In what will be etched in humankind’s brief but enterprising space-faring history, India’s Chandrayaan-3 has made a successful landing on the moon’s far-away south pole. Not only does this become the first controlled soft landing on the far side of the moon, it also means that humans will now be able to explore — for the first time — surface of the lunar south pole.

The ‘Vikram’ lander, which is reaching the moon for the second time after its earlier predecessor aboard the ‘Chandrayaan-2’ mission crashed, will now rollout the ‘Pragyaan’ rover on the surface of the moon for further exploration of the lunar surface. In terms of pure science, the mission holds significance in exploring frozen water ice on the lunar south pole, and seeing whether the same could be used for future crewed moon missions and human bases. Interestingly, it was Chandrayaan-1, back in 2008, which first confirmed the presence of water molecules on moon, through a NASA instrument onboard the orbiter.

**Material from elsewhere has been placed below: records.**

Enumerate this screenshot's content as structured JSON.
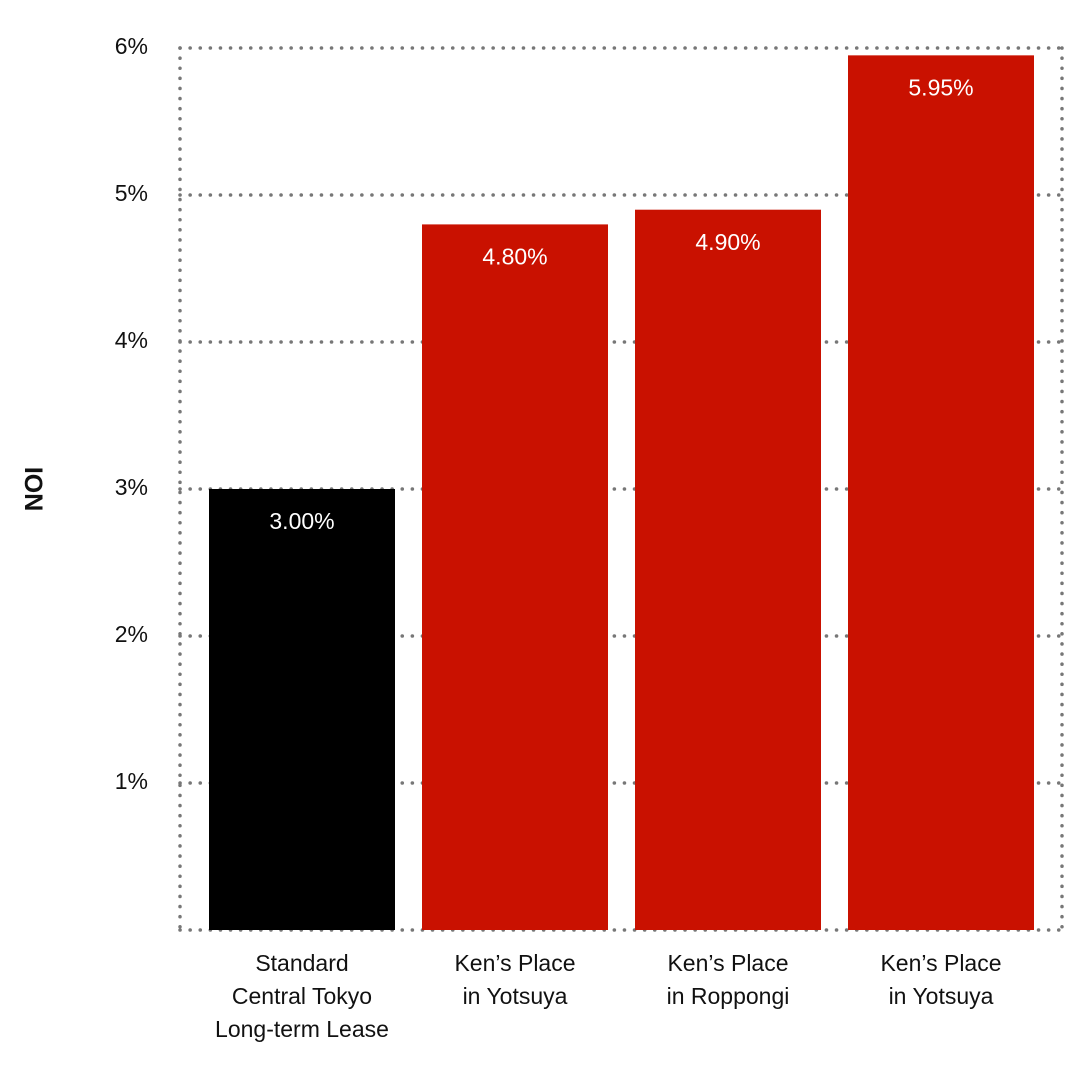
{
  "chart_data": {
    "type": "bar",
    "y_label": "NOI",
    "categories": [
      [
        "Standard",
        "Central Tokyo",
        "Long-term Lease"
      ],
      [
        "Ken’s Place",
        "in Yotsuya"
      ],
      [
        "Ken’s Place",
        "in Roppongi"
      ],
      [
        "Ken’s Place",
        "in Yotsuya"
      ]
    ],
    "values": [
      3.0,
      4.8,
      4.9,
      5.95
    ],
    "value_labels": [
      "3.00%",
      "4.80%",
      "4.90%",
      "5.95%"
    ],
    "colors": [
      "#000000",
      "#c91100",
      "#c91100",
      "#c91100"
    ],
    "ylim": [
      0,
      6
    ],
    "yticks": [
      {
        "value": 1,
        "label": "1%"
      },
      {
        "value": 2,
        "label": "2%"
      },
      {
        "value": 3,
        "label": "3%"
      },
      {
        "value": 4,
        "label": "4%"
      },
      {
        "value": 5,
        "label": "5%"
      },
      {
        "value": 6,
        "label": "6%"
      }
    ],
    "grid": true
  }
}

ISRO executed the landing with text-book precision, with the lander relying on its on-board computers to perform an automated landing via ALS (Automatic Landing System). The lander is now expected to release the rover any time, post which the rover would begin lunar surface exploration at the speed of 1cm/sec, covering roughly 500 metres of distance during its expected lifecycle of 1 lunar day (14 earth days). ISRO has said, that there is possibility of the lander/rover combo to re-activate once lunar night is over, though it is not an official mandate of the mission.